Turning on Ash Wednesday

altarDistance1As we begin the season of penitence on Ash Wednesday, we do well to put penance in a context beyond our individual selves. René Girard’s concept of mimetic desire tells us that our “individual selves” are merely an illusion; our desires are unavoidably caught up in the desires of other people. (see Human See, Human Want) With that being the case, cleaning up our “own” desires simply does not do the job.  Instead, we must clean up the desires we share with others, and that means relating to others.

Early in his great poem “As Wednesday,” T.S. Eliot zeroes in on healing shared desire by following the first lines about hoping to turn his life: “Desiring this man’s gift and that man’s scope/I no longer strive to strive towards such things.” That is, the tenth commandment about coveting includes coveting the God-given gifts of others and their insights. If we turn from our entanglements with the desires of others, we will affirm and rejoice in their gifts and insights and in doing so, will awaken to the gifts and insights that we have within us to give to others.

In Matthew’s Gospel, Jesus follows his teaching on renouncing mimetic rivalry (turn the other cheek, etc.) with a solemn caution against using “good” actions such as repenting, fasting, almsgiving, and praying as occasions for competing with others so as to desire gifts and insights of others.  If we practice piety “in order to be seen by others,” then our piety is locked in our competition with others and not on God. That is why God cannot reward such piety which isn’t piety at all. The Desert Monastics also found themselves falling into the trap of competitive asceticism. On of the reasons Benedict, in his Rule, asks his monastics to tell the abbot about their Lenten disciplines is to put the practice of each into the context of building community. All this is compiling treasure on earth just as much as fattening our bank accounts.

The alternative to “praying in secret” may seem to be individualistic but it is really a matter of being an individual before God, which is a different thing. (An individualist flaunts his or her individuality over/against others—another thrust in a life of fencing.) Rather, “praying in secret” grounds each of us in God so that we can rejoice in God’s giftedness of others and ourselves. More important, it is precisely in the midst of these admonitions against flaunting our piety that Jesus teaches us the Our Father which reaches its climax with the petition that God forgive us as we forgive others.

As we turn again back to God, let us look at the turnings we must do in our relationships, realizing that unhealthiness in our relationships is not the same thing as the unhealthiness we may see in ourselves as individuals, although there is a relationship between the two. With T.S. Eliot, let us not even try to want the gifts of others but instead turn to the gifts we have to give to others.

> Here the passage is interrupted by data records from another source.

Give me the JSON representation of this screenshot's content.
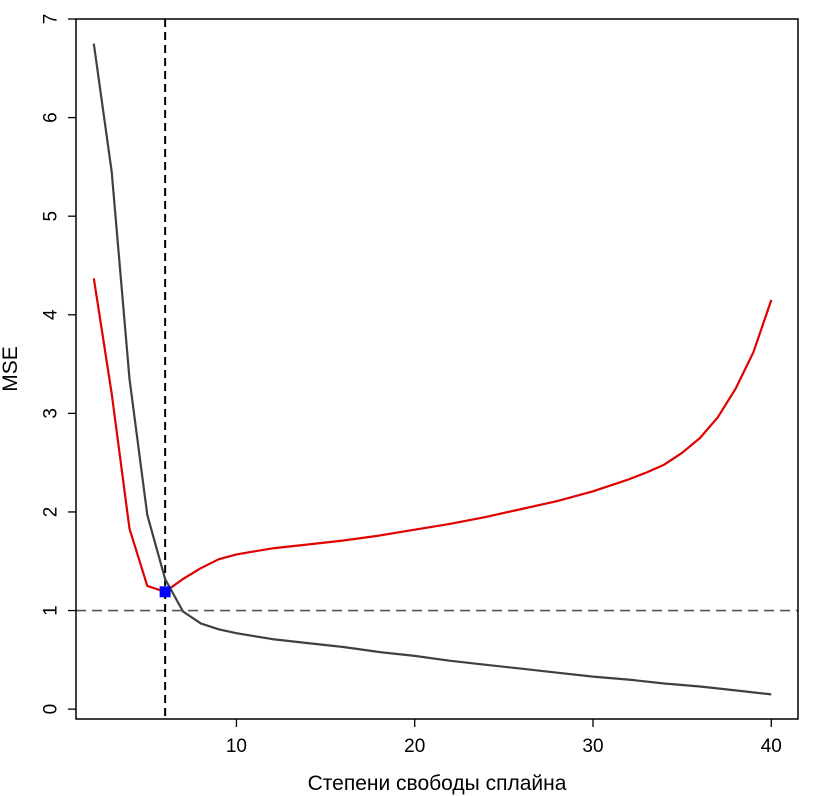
{
  "chart_data": {
    "type": "line",
    "title": "",
    "xlabel": "Степени свободы сплайна",
    "ylabel": "MSE",
    "xlim": [
      1,
      41.5
    ],
    "ylim": [
      -0.1,
      7
    ],
    "xticks": [
      10,
      20,
      30,
      40
    ],
    "yticks": [
      0,
      1,
      2,
      3,
      4,
      5,
      6,
      7
    ],
    "grid": false,
    "legend": "none",
    "series": [
      {
        "color": "#e00000",
        "x": [
          2,
          3,
          4,
          5,
          6,
          7,
          8,
          9,
          10,
          12,
          14,
          16,
          18,
          20,
          22,
          24,
          26,
          28,
          30,
          32,
          33,
          34,
          35,
          36,
          37,
          38,
          39,
          40
        ],
        "y": [
          4.37,
          3.2,
          1.83,
          1.25,
          1.19,
          1.32,
          1.43,
          1.52,
          1.57,
          1.63,
          1.67,
          1.71,
          1.76,
          1.82,
          1.88,
          1.95,
          2.03,
          2.11,
          2.21,
          2.33,
          2.4,
          2.48,
          2.6,
          2.75,
          2.96,
          3.25,
          3.62,
          4.15
        ]
      },
      {
        "color": "#404040",
        "x": [
          2,
          3,
          4,
          5,
          6,
          7,
          8,
          9,
          10,
          12,
          14,
          16,
          18,
          20,
          22,
          24,
          26,
          28,
          30,
          32,
          34,
          36,
          38,
          40
        ],
        "y": [
          6.75,
          5.45,
          3.35,
          1.97,
          1.32,
          0.99,
          0.87,
          0.81,
          0.77,
          0.71,
          0.67,
          0.63,
          0.58,
          0.54,
          0.49,
          0.45,
          0.41,
          0.37,
          0.33,
          0.3,
          0.26,
          0.23,
          0.19,
          0.15
        ]
      }
    ],
    "reference_lines": [
      {
        "orientation": "horizontal",
        "value": 1,
        "color": "#555555",
        "style": "dashed"
      },
      {
        "orientation": "vertical",
        "value": 6,
        "color": "#000000",
        "style": "dashed"
      }
    ],
    "marker": {
      "x": 6,
      "y": 1.19,
      "color": "#0000ff",
      "shape": "square"
    }
  }
}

For more about Lent in the Rule of St. Benedict in dialogue with Girard, read Tools for Peace

The Need for New Hearts: an Advent Meditation

wreckedTrees1The traditional apocalyptic Advent themes of Death/Judgment/Heaven/Hell fuse in the recent mass shootings, especially the one at Sandy Hook School in Connecticut. A traumatic event like this at this time of year gives us occasion to wonder about the end of the world.

In a memorable poem, Robert Frost mused over whether the world will end in fire or ice. His first thought is that from what he has “tasted of desire,” he holds with “those who favor fire.” The violence of shooting deaths and terrorist attacks is filled with gunfire, suggesting that we should favor fire. René Girard has warned us that with the breakdown of the scapegoating mechanism as a way to hold a violent society together, we run the risk of apocalyptic violence spinning out of control. (See Violence and the Kingdom of God and Human See, Human Want.)

But Shakespeare’s Julius Caesar questions how fiery this violence really is. The opening rebuke of the people: “You blocks, you stones, you worse than senseless things” applies to all of the characters in the play. The ominous oracle of the beast without a heart provides the play’s central image. The heartless violence that drives the plot from civil war to assassination to civil war is all as cold as blocks and stones as well as senseless.

The violence of mass killings and terrorist attacks is frigid.  Frost says he thinks he knows enough of hate to know “that for destruction ice/Is also great/And would suffice.” The powerful understatement is all the more chilling.

There is another way the world could end in ice than cold, heartless violence. Jean-Pierre Dupuy, warns us that our modern economy creates victims through indifference. We literally do not know what we are doing. The final story in my book From Beyond to Here, “Buyer of Hearts,” explores an apocalyptic of ice and indifference. Danny Melton, a boy already bummed out because his father has left the family, suddenly begins to see ghosts floating around the school. He becomes all the more creeped out when he discovers that the people are still alive in the flesh, although “living and partly living,” in the words of T.S. Eliot, is more like Danny discovers that many of his classmates and teachers have sold their hearts for large sums of money. The selling and buying of heart gains more and more momentum as more and more people become hopelessly depressed over what is happening to their families and friends. My story, Dupuy’s warning, and Frost’s poem show us that God gives us humans the responsibility let God create new hearts within us to keep the world from ending “not with a bang, but a whimper.”